Meet Khizr Khan! All tickets include a post-conversation book signing with Khizr Khan.
NOTE: When arriving at GLIDE Memorial Church, please use the Taylor Street entrance.
Last November, Khizr Khan captivated the nation with his speech at the Democratic National Convention in which he criticized Donald Trump for his stance against immigrants and Muslims. He spoke as the father of a Muslim US soldier killed in combat about what it means to dedicate your life to the promise of the American dream.
He inspired a renewed patriotism and pride in the hearts of many Americans by reminding us all “that with hard work and goodness of this country, we could share in and contribute to its blessings.” His six minute speech became a powerful cultural touchstone when he pulled a pocket-size copy of the Constitution out of his suit jacket and asked Donald Trump directly “Let me ask you: have you even read the United States constitution? I will gladly lend you my copy.”

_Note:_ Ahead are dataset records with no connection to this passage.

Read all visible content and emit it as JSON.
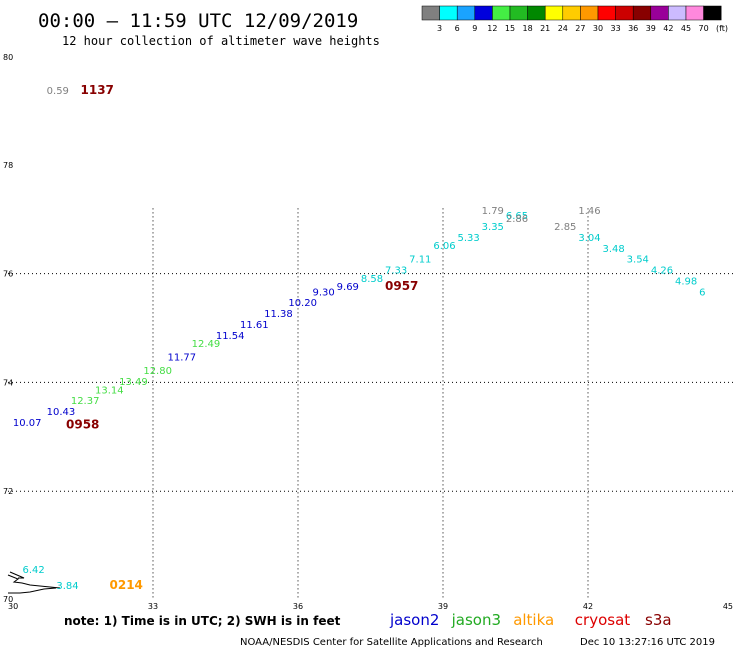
{
  "header": {
    "title": "00:00 – 11:59 UTC 12/09/2019",
    "subtitle": "12 hour collection of altimeter wave heights"
  },
  "legend": {
    "labels": [
      "3",
      "6",
      "9",
      "12",
      "15",
      "18",
      "21",
      "24",
      "27",
      "30",
      "33",
      "36",
      "39",
      "42",
      "45",
      "70"
    ],
    "colors": [
      "#808080",
      "#00ffff",
      "#1aa3ff",
      "#0000dd",
      "#44ee44",
      "#22bb22",
      "#008800",
      "#ffff00",
      "#ffcc00",
      "#ff9900",
      "#ff0000",
      "#cc0000",
      "#880000",
      "#990099",
      "#ccbbff",
      "#ff88dd",
      "#000000"
    ],
    "unit": "(ft)"
  },
  "footer": {
    "note": "note: 1) Time is in UTC; 2) SWH is in feet",
    "satellites": [
      {
        "name": "jason2",
        "color": "#0000cc"
      },
      {
        "name": "jason3",
        "color": "#22aa22"
      },
      {
        "name": "altika",
        "color": "#ff9900"
      },
      {
        "name": "cryosat",
        "color": "#dd0000"
      },
      {
        "name": "s3a",
        "color": "#880000"
      }
    ],
    "credit": "NOAA/NESDIS Center for Satellite Applications and Research",
    "timestamp": "Dec 10 13:27:16 UTC 2019"
  },
  "chart_data": {
    "type": "scatter",
    "x_ticks": [
      "30",
      "33",
      "36",
      "39",
      "42",
      "45"
    ],
    "y_ticks": [
      "70",
      "72",
      "74",
      "76",
      "78",
      "80"
    ],
    "xlim": [
      30,
      45
    ],
    "ylim": [
      70,
      80
    ],
    "grid": "dotted",
    "wave_heights": [
      {
        "x": 30.1,
        "y": 73.2,
        "value": "10.07",
        "color": "#0000cc"
      },
      {
        "x": 30.8,
        "y": 73.4,
        "value": "10.43",
        "color": "#0000cc"
      },
      {
        "x": 31.3,
        "y": 73.6,
        "value": "12.37",
        "color": "#44dd44"
      },
      {
        "x": 31.8,
        "y": 73.8,
        "value": "13.14",
        "color": "#44dd44"
      },
      {
        "x": 32.3,
        "y": 73.95,
        "value": "13.49",
        "color": "#44dd44"
      },
      {
        "x": 32.8,
        "y": 74.15,
        "value": "12.80",
        "color": "#44dd44"
      },
      {
        "x": 33.3,
        "y": 74.4,
        "value": "11.77",
        "color": "#0000cc"
      },
      {
        "x": 33.8,
        "y": 74.65,
        "value": "12.49",
        "color": "#44dd44"
      },
      {
        "x": 34.3,
        "y": 74.8,
        "value": "11.54",
        "color": "#0000cc"
      },
      {
        "x": 34.8,
        "y": 75.0,
        "value": "11.61",
        "color": "#0000cc"
      },
      {
        "x": 35.3,
        "y": 75.2,
        "value": "11.38",
        "color": "#0000cc"
      },
      {
        "x": 35.8,
        "y": 75.4,
        "value": "10.20",
        "color": "#0000cc"
      },
      {
        "x": 36.3,
        "y": 75.6,
        "value": "9.30",
        "color": "#0000cc"
      },
      {
        "x": 36.8,
        "y": 75.7,
        "value": "9.69",
        "color": "#0000cc"
      },
      {
        "x": 37.3,
        "y": 75.85,
        "value": "8.58",
        "color": "#00cccc"
      },
      {
        "x": 37.8,
        "y": 76.0,
        "value": "7.33",
        "color": "#00cccc"
      },
      {
        "x": 38.3,
        "y": 76.2,
        "value": "7.11",
        "color": "#00cccc"
      },
      {
        "x": 38.8,
        "y": 76.45,
        "value": "6.06",
        "color": "#00cccc"
      },
      {
        "x": 39.3,
        "y": 76.6,
        "value": "5.33",
        "color": "#00cccc"
      },
      {
        "x": 39.8,
        "y": 76.8,
        "value": "3.35",
        "color": "#00cccc"
      },
      {
        "x": 40.3,
        "y": 77.0,
        "value": "6.65",
        "color": "#00cccc"
      },
      {
        "x": 39.8,
        "y": 77.1,
        "value": "1.79",
        "color": "#808080"
      },
      {
        "x": 40.3,
        "y": 76.95,
        "value": "2.86",
        "color": "#808080"
      },
      {
        "x": 41.3,
        "y": 76.8,
        "value": "2.85",
        "color": "#808080"
      },
      {
        "x": 41.8,
        "y": 77.1,
        "value": "1.46",
        "color": "#808080"
      },
      {
        "x": 41.8,
        "y": 76.6,
        "value": "3.04",
        "color": "#00cccc"
      },
      {
        "x": 42.3,
        "y": 76.4,
        "value": "3.48",
        "color": "#00cccc"
      },
      {
        "x": 42.8,
        "y": 76.2,
        "value": "3.54",
        "color": "#00cccc"
      },
      {
        "x": 43.3,
        "y": 76.0,
        "value": "4.26",
        "color": "#00cccc"
      },
      {
        "x": 43.8,
        "y": 75.8,
        "value": "4.98",
        "color": "#00cccc"
      },
      {
        "x": 44.3,
        "y": 75.6,
        "value": "6",
        "color": "#00cccc"
      },
      {
        "x": 30.3,
        "y": 70.5,
        "value": "6.42",
        "color": "#00cccc"
      },
      {
        "x": 31.0,
        "y": 70.2,
        "value": "3.84",
        "color": "#00cccc"
      },
      {
        "x": 30.8,
        "y": 79.3,
        "value": "0.59",
        "color": "#808080"
      }
    ],
    "pass_times": [
      {
        "x": 31.5,
        "y": 79.3,
        "value": "1137",
        "color": "#880000"
      },
      {
        "x": 37.8,
        "y": 75.7,
        "value": "0957",
        "color": "#880000"
      },
      {
        "x": 31.2,
        "y": 73.15,
        "value": "0958",
        "color": "#880000"
      },
      {
        "x": 32.1,
        "y": 70.2,
        "value": "0214",
        "color": "#ff9900"
      }
    ]
  }
}
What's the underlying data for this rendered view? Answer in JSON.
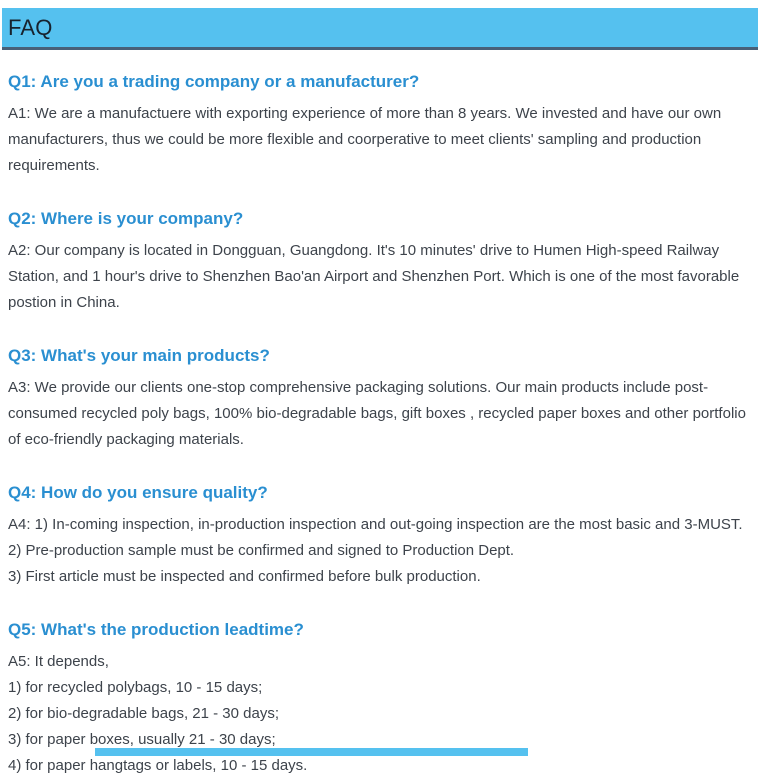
{
  "header": {
    "title": "FAQ"
  },
  "colors": {
    "header_bg": "#55c1ef",
    "header_border": "#486078",
    "question_blue": "#2a8fd1",
    "body_text": "#3d434b"
  },
  "faq": {
    "sections": [
      {
        "question": "Q1: Are you a trading company or a manufacturer?",
        "answer_lines": [
          "A1: We are a manufactuere with exporting experience of more than 8 years. We invested and have our own manufacturers, thus we could be more flexible and coorperative to meet clients' sampling and production requirements."
        ]
      },
      {
        "question": "Q2: Where is your company?",
        "answer_lines": [
          "A2: Our company is located in Dongguan, Guangdong. It's 10 minutes' drive to Humen High-speed Railway Station, and 1 hour's drive to Shenzhen Bao'an Airport and Shenzhen Port. Which is one of the most favorable postion in China."
        ]
      },
      {
        "question": "Q3: What's your main products?",
        "answer_lines": [
          "A3: We provide our clients one-stop comprehensive packaging solutions. Our main products include post-consumed recycled poly bags, 100% bio-degradable bags, gift boxes , recycled paper boxes and other portfolio of eco-friendly packaging materials."
        ]
      },
      {
        "question": "Q4: How do you ensure quality?",
        "answer_lines": [
          "A4: 1) In-coming inspection, in-production inspection and out-going inspection are the most basic and 3-MUST.",
          "2) Pre-production sample must be confirmed and signed to Production Dept.",
          "3) First article must be inspected and confirmed before bulk production."
        ]
      },
      {
        "question": "Q5: What's the production leadtime?",
        "answer_lines": [
          "A5: It depends,",
          "1) for recycled polybags, 10 - 15 days;",
          "2) for bio-degradable bags, 21 - 30 days;",
          "3) for paper boxes, usually 21 - 30 days;",
          "4) for paper hangtags or labels, 10 - 15 days."
        ]
      }
    ]
  }
}
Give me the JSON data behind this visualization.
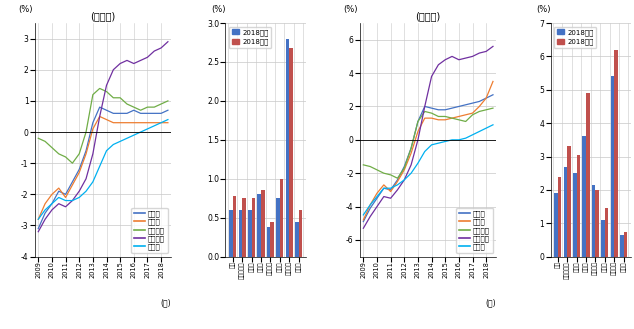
{
  "title_residential": "(住宅地)",
  "title_commercial": "(商業地)",
  "ylabel_pct": "(%)",
  "xlabel_year": "(年)",
  "x_tick_labels": [
    "2009",
    "2010",
    "2011",
    "2012",
    "2013",
    "2014",
    "2015",
    "2016",
    "2017",
    "2018"
  ],
  "residential": {
    "tokyo": [
      -3.1,
      -2.6,
      -2.3,
      -1.9,
      -2.0,
      -1.6,
      -1.2,
      -0.6,
      0.3,
      0.8,
      0.7,
      0.6,
      0.6,
      0.6,
      0.7,
      0.6,
      0.6,
      0.6,
      0.6,
      0.7
    ],
    "osaka": [
      -2.8,
      -2.3,
      -2.0,
      -1.8,
      -2.1,
      -1.7,
      -1.3,
      -0.7,
      0.1,
      0.5,
      0.4,
      0.3,
      0.3,
      0.3,
      0.3,
      0.3,
      0.3,
      0.3,
      0.3,
      0.3
    ],
    "nagoya": [
      -0.2,
      -0.3,
      -0.5,
      -0.7,
      -0.8,
      -1.0,
      -0.7,
      0.0,
      1.2,
      1.4,
      1.3,
      1.1,
      1.1,
      0.9,
      0.8,
      0.7,
      0.8,
      0.8,
      0.9,
      1.0
    ],
    "chihoshinku": [
      -3.2,
      -2.8,
      -2.5,
      -2.3,
      -2.4,
      -2.2,
      -1.9,
      -1.5,
      -0.7,
      0.5,
      1.5,
      2.0,
      2.2,
      2.3,
      2.2,
      2.3,
      2.4,
      2.6,
      2.7,
      2.9
    ],
    "sonota": [
      -2.8,
      -2.5,
      -2.3,
      -2.1,
      -2.2,
      -2.2,
      -2.1,
      -1.9,
      -1.6,
      -1.1,
      -0.6,
      -0.4,
      -0.3,
      -0.2,
      -0.1,
      0.0,
      0.1,
      0.2,
      0.3,
      0.4
    ]
  },
  "commercial": {
    "tokyo": [
      -4.9,
      -4.1,
      -3.5,
      -2.9,
      -3.0,
      -2.4,
      -1.6,
      -0.5,
      1.1,
      2.0,
      1.9,
      1.8,
      1.8,
      1.9,
      2.0,
      2.1,
      2.2,
      2.3,
      2.5,
      2.7
    ],
    "osaka": [
      -4.8,
      -3.9,
      -3.2,
      -2.7,
      -3.1,
      -2.5,
      -1.8,
      -0.8,
      0.5,
      1.3,
      1.3,
      1.2,
      1.2,
      1.3,
      1.4,
      1.5,
      1.6,
      2.0,
      2.5,
      3.5
    ],
    "nagoya": [
      -1.5,
      -1.6,
      -1.8,
      -2.0,
      -2.1,
      -2.3,
      -1.7,
      -0.5,
      1.1,
      1.7,
      1.6,
      1.4,
      1.4,
      1.3,
      1.2,
      1.1,
      1.5,
      1.7,
      1.8,
      1.9
    ],
    "chihoshinku": [
      -5.3,
      -4.6,
      -4.0,
      -3.4,
      -3.5,
      -3.0,
      -2.4,
      -1.5,
      0.0,
      2.0,
      3.8,
      4.5,
      4.8,
      5.0,
      4.8,
      4.9,
      5.0,
      5.2,
      5.3,
      5.6
    ],
    "sonota": [
      -4.5,
      -3.9,
      -3.4,
      -2.9,
      -2.9,
      -2.7,
      -2.4,
      -2.0,
      -1.4,
      -0.7,
      -0.3,
      -0.2,
      -0.1,
      0.0,
      0.0,
      0.1,
      0.3,
      0.5,
      0.7,
      0.9
    ]
  },
  "bar_categories": [
    "全国",
    "三大都市圈",
    "東京圈",
    "大阪圈",
    "名古屋圈",
    "地方圈",
    "地方四市",
    "その他"
  ],
  "residential_bar": {
    "before": [
      0.6,
      0.6,
      0.6,
      0.8,
      0.38,
      0.75,
      2.8,
      0.45
    ],
    "after": [
      0.78,
      0.75,
      0.75,
      0.85,
      0.45,
      1.0,
      2.68,
      0.6
    ]
  },
  "commercial_bar": {
    "before": [
      1.9,
      2.7,
      2.5,
      3.6,
      2.15,
      1.1,
      5.4,
      0.65
    ],
    "after": [
      2.4,
      3.3,
      3.05,
      4.9,
      2.0,
      1.45,
      6.2,
      0.75
    ]
  },
  "line_colors": {
    "tokyo": "#4472c4",
    "osaka": "#ed7d31",
    "nagoya": "#70ad47",
    "chihoshinku": "#7030a0",
    "sonota": "#00b0f0"
  },
  "legend_labels": [
    "東京圈",
    "大阪圈",
    "名古屋圈",
    "地方四市",
    "その他"
  ],
  "bar_color_before": "#4472c4",
  "bar_color_after": "#c0504d",
  "legend_bar": [
    "2018前半",
    "2018後半"
  ],
  "residential_ylim": [
    -4,
    3.5
  ],
  "commercial_ylim": [
    -7,
    7
  ],
  "bar_res_ylim": [
    0,
    3
  ],
  "bar_com_ylim": [
    0,
    7
  ],
  "background_color": "#ffffff",
  "grid_color": "#c8c8c8"
}
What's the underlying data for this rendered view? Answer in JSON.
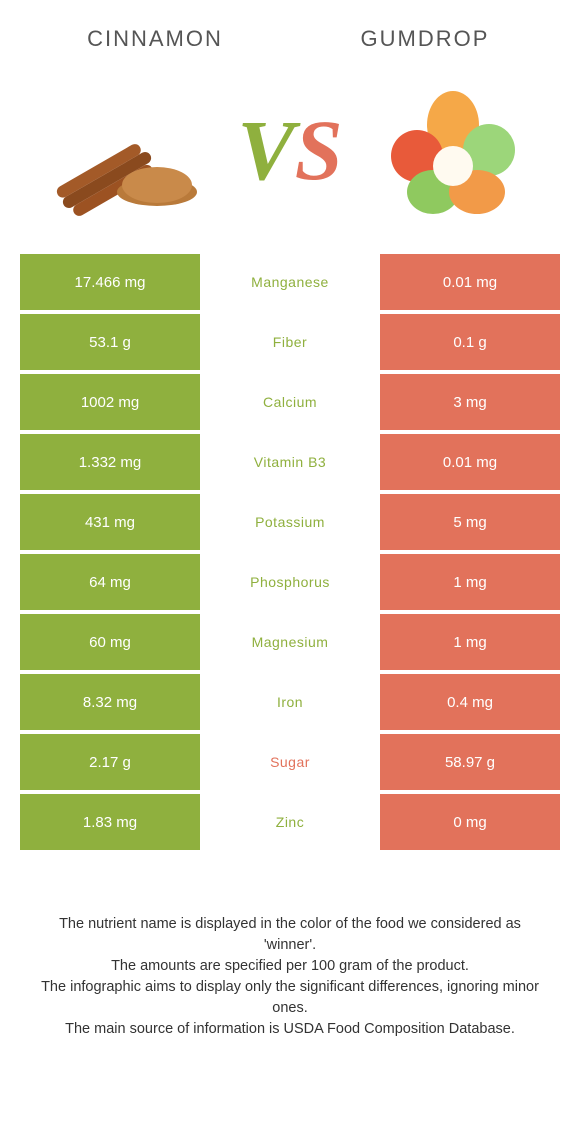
{
  "left_name": "CINNAMON",
  "right_name": "GUMDROP",
  "vs_v": "V",
  "vs_s": "S",
  "colors": {
    "left": "#8fb03e",
    "right": "#e2725b"
  },
  "rows": [
    {
      "nutrient": "Manganese",
      "left": "17.466 mg",
      "right": "0.01 mg",
      "winner": "left"
    },
    {
      "nutrient": "Fiber",
      "left": "53.1 g",
      "right": "0.1 g",
      "winner": "left"
    },
    {
      "nutrient": "Calcium",
      "left": "1002 mg",
      "right": "3 mg",
      "winner": "left"
    },
    {
      "nutrient": "Vitamin B3",
      "left": "1.332 mg",
      "right": "0.01 mg",
      "winner": "left"
    },
    {
      "nutrient": "Potassium",
      "left": "431 mg",
      "right": "5 mg",
      "winner": "left"
    },
    {
      "nutrient": "Phosphorus",
      "left": "64 mg",
      "right": "1 mg",
      "winner": "left"
    },
    {
      "nutrient": "Magnesium",
      "left": "60 mg",
      "right": "1 mg",
      "winner": "left"
    },
    {
      "nutrient": "Iron",
      "left": "8.32 mg",
      "right": "0.4 mg",
      "winner": "left"
    },
    {
      "nutrient": "Sugar",
      "left": "2.17 g",
      "right": "58.97 g",
      "winner": "right"
    },
    {
      "nutrient": "Zinc",
      "left": "1.83 mg",
      "right": "0 mg",
      "winner": "left"
    }
  ],
  "footnotes": [
    "The nutrient name is displayed in the color of the food we considered as 'winner'.",
    "The amounts are specified per 100 gram of the product.",
    "The infographic aims to display only the significant differences, ignoring minor ones.",
    "The main source of information is USDA Food Composition Database."
  ]
}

In his memoir, The American: A Memoir of Hope and Sacrifice, he tells the story of his family’s pursuit of the American dream and why—especially in these tumultuous times—we must not be afraid to step forward for what we believe in when it matters most. The American is an intensely personal story about the nature of true patriotism in which Khzir traces his remarkable journey from humble beginnings on a poultry farm in Pakistan, to obtaining a degree from Harvard Law School, and raising a family in America. He shows what it means to leave the limitations of one’s country behind for the best values and promises of another. He also tells the story of his middle child, US Army Captain Humayun Khan, who was killed while protecting his base camp in Iraq, and the ways in which undying pride in their son and his sacrifice have helped him and his wife endure the deepest despair a parent can know. CIIS Public Programs and Performances and GLIDE Center for Social Justice invite you to this important and inspiring discussion with Khizr Khan about what an American looks like, what being a nation of immigrants really means, and what it is to live—rather than simply to pay lip service to—our ideals.
Khizr Khan was born in 1950, the eldest of ten children, to poultry farming parents in Gujranwala, a city in rural Pakistan. He moved to the United States with his wife Ghazala in 1980. The couple became American citizens in 1986, and raised their three sons in Silver Lake, Maryland. His middle son, Captain Humayun Khan, was killed in 2004 in a suicide attack near Baqubah, Iraq, and was posthumously awarded a Purple Heart and Bronze Star. Khizr works as a legal consultant, and is involved with the University of Virginia's ROTC program.